An address for frame shortening is outputted by a subcommission word frame control 27 and inputted to a subcommission counter 17, a fast forward subcommitment address is given to a subcommission data buffer 13, and only fast forward data is output from the buffer.

This allows fast-forwarding of subcomi data related to the selection signal.

FIG. 7 shows a modification of the present invention. In addition to fast-forwarding only the sub-commission data S1, it is also possible to easily fast-forward multiple sub-commission data (here, S-work to Ss) every few cycles. It is.

〔Effect of the invention〕

According to the present invention, it is possible to quickly transmit a large amount of data within a limited number of address words.

If the conventional subcomi data is, for example, 30 words and the constant transmission word length is 20 words, the transmission time for one cycle is about 5 seconds (signal transmission speed 200 bPS, 44 bit inversion continuous transmission). Since the subcomi data is updated after 30 cycles, it will be updated after 150 seconds.
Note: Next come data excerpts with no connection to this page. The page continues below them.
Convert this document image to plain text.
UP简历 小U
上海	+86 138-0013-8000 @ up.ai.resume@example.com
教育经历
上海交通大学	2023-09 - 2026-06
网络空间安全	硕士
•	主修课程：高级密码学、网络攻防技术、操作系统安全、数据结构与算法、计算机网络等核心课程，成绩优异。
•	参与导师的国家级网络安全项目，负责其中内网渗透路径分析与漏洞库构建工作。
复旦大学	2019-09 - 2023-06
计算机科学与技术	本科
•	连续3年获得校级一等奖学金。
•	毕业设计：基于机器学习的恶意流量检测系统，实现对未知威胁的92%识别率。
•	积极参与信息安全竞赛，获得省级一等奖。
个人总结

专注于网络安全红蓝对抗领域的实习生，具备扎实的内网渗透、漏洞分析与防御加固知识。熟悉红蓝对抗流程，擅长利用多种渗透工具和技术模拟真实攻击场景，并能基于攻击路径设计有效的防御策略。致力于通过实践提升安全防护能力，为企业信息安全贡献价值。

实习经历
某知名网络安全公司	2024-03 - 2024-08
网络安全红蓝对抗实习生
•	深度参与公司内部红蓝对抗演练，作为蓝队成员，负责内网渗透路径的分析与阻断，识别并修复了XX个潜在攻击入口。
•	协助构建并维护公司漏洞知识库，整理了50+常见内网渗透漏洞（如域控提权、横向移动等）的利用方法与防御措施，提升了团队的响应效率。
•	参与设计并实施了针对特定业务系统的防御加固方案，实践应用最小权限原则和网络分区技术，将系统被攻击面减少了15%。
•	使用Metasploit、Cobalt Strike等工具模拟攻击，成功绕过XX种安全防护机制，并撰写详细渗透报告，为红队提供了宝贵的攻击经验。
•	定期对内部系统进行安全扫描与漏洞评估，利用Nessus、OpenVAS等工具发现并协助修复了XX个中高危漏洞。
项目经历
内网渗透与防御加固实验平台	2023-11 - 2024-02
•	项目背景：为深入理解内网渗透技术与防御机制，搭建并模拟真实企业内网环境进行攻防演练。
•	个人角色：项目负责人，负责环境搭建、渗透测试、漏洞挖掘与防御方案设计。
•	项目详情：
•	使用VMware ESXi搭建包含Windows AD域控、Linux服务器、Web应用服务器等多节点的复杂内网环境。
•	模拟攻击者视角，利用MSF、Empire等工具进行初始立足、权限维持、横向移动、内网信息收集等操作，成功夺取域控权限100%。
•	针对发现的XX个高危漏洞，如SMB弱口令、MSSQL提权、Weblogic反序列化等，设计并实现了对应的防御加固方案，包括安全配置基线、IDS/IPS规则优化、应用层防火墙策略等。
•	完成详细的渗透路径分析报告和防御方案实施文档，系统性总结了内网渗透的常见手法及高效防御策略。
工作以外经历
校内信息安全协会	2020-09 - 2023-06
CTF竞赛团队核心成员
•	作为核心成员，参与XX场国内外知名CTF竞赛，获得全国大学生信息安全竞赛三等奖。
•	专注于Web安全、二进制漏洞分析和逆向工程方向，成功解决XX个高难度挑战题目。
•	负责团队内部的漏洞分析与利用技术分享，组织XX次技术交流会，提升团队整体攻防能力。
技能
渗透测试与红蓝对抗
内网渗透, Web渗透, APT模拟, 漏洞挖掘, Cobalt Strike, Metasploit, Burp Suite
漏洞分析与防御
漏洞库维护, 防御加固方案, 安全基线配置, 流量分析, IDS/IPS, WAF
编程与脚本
According to the present invention, under the same conditions, the update cycle of the subcomi data is about 5 times, which is the same as that of constant transmission for data related to selection control.
seconds.

Subcommission data not related to selection control is delayed by the number of cycles transmitted under selection control.

However, as shown in FIG. 6, it is sufficient for the sub-commission data to be within the observation period of one hour, so this delay does not pose a problem. Therefore, selection control of a large amount of sub-commission data becomes possible.

[Brief explanation of the drawing]

Fig. 1 is a subcommission transmission diagram of an embodiment of the present invention, Fig. 2 is a diagram of facilities related to the present invention, Fig. 3 is a conventional transmission code diagram, and Fig. 4 is an explanatory diagram of the operation of the present invention. , FIG. 5 is a block diagram of the present invention, FIG. 6 is a detailed explanatory diagram of the present invention, and FIG. 7 is a detailed explanatory diagram of the present invention. 4... Data transmitting/receiving device (slave station), 9... Input scanning circuit, 11... Address determination section, 12... Constant transmission data buffer, 13... Subcomi data buffer,
15... Parallel-serial converter, 25... Selection signal setter, 26... Selection signal coincidence detection section, 27... Subcommission word reduction processing section, 28... Transmission word reduction processing section, 29...Input counter, 18...Subcomi address setter, 19...Transmission counter.

Claims (1)

[Claims] 1. In a method that has a data transmitting device and a data receiving device and transmits data between them by cyclic time division multiplexing using a combination of word address and data, when transmitting data by subcommutation, combination with selection signal A data transmission method characterized by speeding up the update cycle of the data itself transmitted by subcommutation.